Dialogue avec un patron de l’industrie textile française « engagé » et « visionnaire »

Épisode 24

 29:18

Dialogue avec un patron de l’industrie textile française « engagé » et « visionnaire »

Dans ce nouvel épisode des VISCONTI TALKS, Thierry DUPAYS dirigeant d’entreprise et partner coach chez VISCONTI, reçoit Paul de Montclos, PDG de l’entreprise GARNIER-THIEBAUT, spécialisée dans le métier du tissage et de la confection textile au service du grand public et des établissements de prestige de hôtellerie internationale.

La raison d’être de Paul de Montclos c’est la sauvegarde du savoir-faire d’exception du secteur textile. Paul nous raconte dans ce podcast, comment depuis 28 ans, il gère cette entreprise et comment il a réussi lui faire traverser la crise du textile. Il nous livre également les motivations et convictions qui l’ont poussé à être dirigeant de cette société depuis 28 ans.

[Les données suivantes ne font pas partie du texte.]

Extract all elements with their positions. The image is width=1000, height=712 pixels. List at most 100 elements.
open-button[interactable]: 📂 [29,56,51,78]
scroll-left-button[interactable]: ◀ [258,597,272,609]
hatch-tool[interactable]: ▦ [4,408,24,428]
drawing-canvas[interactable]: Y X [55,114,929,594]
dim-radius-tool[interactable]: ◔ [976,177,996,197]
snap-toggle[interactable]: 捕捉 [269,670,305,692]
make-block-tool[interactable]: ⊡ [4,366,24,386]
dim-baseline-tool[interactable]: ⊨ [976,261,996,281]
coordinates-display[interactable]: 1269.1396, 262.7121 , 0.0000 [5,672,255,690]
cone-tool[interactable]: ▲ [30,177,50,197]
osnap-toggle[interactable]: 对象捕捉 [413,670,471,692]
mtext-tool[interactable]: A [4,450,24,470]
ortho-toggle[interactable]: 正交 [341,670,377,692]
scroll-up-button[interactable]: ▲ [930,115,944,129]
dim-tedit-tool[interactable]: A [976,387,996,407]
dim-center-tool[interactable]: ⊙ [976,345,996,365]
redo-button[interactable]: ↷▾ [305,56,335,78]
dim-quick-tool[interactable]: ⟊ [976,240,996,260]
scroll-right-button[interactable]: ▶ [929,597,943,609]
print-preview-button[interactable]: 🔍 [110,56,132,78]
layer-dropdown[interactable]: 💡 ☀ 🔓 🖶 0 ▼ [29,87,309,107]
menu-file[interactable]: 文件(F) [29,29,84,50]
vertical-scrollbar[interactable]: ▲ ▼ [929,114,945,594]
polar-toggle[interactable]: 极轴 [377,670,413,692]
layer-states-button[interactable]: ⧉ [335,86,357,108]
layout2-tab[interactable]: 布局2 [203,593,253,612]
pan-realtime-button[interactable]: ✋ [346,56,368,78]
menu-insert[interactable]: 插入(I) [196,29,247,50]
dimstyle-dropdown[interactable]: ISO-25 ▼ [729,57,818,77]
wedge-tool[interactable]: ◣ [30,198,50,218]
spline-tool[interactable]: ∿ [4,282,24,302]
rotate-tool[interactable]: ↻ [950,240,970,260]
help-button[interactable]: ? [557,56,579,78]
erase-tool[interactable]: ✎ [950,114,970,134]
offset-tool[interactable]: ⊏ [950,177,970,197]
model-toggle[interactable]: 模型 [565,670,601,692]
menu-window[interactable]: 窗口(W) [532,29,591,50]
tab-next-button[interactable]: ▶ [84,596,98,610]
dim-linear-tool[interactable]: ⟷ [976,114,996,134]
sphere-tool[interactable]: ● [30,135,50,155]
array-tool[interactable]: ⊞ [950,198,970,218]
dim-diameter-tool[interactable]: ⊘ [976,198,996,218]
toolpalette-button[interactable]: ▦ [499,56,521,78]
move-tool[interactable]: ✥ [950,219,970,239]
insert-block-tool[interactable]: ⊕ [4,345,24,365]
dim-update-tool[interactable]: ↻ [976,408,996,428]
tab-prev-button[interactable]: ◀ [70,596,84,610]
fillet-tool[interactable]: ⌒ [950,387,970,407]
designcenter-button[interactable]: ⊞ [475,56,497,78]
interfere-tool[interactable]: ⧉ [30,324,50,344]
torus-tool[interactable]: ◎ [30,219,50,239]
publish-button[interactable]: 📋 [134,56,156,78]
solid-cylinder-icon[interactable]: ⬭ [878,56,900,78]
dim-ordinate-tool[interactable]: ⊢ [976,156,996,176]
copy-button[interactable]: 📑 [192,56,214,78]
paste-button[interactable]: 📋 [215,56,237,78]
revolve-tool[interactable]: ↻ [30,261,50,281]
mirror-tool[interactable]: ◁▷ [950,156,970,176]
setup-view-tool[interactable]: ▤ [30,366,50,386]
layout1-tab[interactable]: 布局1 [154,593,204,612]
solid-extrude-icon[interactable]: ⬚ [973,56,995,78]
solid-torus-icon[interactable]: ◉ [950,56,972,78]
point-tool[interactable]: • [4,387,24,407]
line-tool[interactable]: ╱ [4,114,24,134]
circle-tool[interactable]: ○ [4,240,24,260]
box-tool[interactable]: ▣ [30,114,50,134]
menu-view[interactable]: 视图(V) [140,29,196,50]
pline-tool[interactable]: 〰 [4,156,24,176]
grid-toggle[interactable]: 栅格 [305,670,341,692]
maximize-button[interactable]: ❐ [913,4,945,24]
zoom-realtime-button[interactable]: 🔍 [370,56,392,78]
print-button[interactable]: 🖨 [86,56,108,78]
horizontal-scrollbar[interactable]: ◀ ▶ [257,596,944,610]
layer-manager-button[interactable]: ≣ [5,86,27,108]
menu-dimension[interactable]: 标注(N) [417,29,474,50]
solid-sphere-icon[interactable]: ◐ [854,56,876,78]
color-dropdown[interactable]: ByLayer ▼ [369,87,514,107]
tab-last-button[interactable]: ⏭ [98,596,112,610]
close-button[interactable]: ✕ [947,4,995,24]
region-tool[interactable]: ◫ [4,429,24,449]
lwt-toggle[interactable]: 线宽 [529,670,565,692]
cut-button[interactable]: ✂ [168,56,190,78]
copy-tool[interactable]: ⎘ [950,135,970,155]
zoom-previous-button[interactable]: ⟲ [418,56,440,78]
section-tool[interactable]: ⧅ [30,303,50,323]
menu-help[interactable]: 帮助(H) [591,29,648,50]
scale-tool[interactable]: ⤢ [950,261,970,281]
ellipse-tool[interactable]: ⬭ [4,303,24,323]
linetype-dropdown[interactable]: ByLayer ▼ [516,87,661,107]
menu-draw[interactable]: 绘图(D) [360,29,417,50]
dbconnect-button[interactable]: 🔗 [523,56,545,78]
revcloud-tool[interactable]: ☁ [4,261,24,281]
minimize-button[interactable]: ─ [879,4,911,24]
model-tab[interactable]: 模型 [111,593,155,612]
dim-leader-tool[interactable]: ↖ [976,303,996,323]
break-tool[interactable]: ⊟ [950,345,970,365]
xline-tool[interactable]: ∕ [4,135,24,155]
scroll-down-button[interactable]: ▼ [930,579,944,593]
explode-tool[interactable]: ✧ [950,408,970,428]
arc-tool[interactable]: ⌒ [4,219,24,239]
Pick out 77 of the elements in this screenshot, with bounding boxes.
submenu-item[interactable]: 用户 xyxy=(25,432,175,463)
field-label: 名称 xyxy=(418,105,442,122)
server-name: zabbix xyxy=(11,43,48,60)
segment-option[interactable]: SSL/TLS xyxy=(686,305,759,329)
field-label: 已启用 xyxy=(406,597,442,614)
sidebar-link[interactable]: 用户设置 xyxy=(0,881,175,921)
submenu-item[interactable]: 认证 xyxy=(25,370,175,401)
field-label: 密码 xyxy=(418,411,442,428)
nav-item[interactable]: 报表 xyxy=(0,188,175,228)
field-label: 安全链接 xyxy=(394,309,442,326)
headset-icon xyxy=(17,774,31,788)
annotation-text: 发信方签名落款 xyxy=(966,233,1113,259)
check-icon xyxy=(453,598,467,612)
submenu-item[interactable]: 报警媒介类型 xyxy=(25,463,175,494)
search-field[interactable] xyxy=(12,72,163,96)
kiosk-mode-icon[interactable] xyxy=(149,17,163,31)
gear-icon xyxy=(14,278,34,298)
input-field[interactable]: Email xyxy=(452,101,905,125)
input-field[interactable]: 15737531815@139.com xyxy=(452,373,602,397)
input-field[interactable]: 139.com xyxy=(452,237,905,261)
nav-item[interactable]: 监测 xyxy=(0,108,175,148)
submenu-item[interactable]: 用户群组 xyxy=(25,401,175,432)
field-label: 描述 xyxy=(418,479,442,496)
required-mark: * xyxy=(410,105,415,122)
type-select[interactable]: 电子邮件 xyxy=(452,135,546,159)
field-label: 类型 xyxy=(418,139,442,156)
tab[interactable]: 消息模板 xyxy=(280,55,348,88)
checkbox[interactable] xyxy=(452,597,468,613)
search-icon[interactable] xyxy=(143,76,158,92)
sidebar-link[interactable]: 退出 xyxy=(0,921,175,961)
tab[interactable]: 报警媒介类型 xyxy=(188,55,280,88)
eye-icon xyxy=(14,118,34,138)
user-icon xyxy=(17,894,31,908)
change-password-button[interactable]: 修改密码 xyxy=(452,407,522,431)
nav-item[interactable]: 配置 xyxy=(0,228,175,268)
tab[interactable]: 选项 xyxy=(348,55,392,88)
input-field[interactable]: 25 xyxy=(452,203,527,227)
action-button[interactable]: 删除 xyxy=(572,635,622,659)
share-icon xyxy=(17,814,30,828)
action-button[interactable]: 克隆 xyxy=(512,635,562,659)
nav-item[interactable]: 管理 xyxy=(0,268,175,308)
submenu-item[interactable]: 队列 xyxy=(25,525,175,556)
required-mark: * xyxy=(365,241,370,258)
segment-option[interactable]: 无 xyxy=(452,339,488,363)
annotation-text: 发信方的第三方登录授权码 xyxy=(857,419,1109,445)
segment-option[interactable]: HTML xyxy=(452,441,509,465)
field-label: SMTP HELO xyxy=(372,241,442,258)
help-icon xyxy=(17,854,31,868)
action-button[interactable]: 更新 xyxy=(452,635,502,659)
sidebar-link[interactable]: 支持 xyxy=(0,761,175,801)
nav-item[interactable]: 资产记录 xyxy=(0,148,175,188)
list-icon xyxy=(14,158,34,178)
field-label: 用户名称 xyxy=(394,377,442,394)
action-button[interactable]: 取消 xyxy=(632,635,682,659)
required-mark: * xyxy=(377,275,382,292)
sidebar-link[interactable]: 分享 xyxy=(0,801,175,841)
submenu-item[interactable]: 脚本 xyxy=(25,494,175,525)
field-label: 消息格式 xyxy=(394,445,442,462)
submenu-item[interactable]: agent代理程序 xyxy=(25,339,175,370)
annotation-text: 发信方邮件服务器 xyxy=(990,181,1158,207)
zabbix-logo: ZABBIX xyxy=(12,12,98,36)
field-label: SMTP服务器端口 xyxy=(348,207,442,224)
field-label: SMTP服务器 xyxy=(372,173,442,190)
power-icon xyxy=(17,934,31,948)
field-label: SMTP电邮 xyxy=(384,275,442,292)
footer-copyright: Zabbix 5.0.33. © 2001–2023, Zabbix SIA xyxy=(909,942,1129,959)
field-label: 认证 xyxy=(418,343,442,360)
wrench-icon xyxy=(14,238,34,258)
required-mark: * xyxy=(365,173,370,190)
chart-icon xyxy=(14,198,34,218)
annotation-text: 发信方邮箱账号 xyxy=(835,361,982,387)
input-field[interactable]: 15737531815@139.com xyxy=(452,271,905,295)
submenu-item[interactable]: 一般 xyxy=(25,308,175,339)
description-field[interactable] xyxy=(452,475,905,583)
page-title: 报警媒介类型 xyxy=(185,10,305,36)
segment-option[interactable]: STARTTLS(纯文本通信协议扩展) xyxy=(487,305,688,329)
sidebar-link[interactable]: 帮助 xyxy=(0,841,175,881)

Thierry Dupays, coach et Partner VISCONTI, accueille aujourd’hui Paul de Montclos, PDG de l’entreprise GARNIER THIEBAUT, spécialisée dans le domaine du tissage et de la confection textile au service du grand public et des établissements de prestige de l’hôtellerie et de la restauration.

 

GARNIER-THIEBAUT est aujourd’hui une entreprise qui poursuit sa croissance avec une augmentation de 30 % du Chiffre d’Affaires en 2022, mais comment Paul de Montclos est-il devenu le patron de cette entreprise ?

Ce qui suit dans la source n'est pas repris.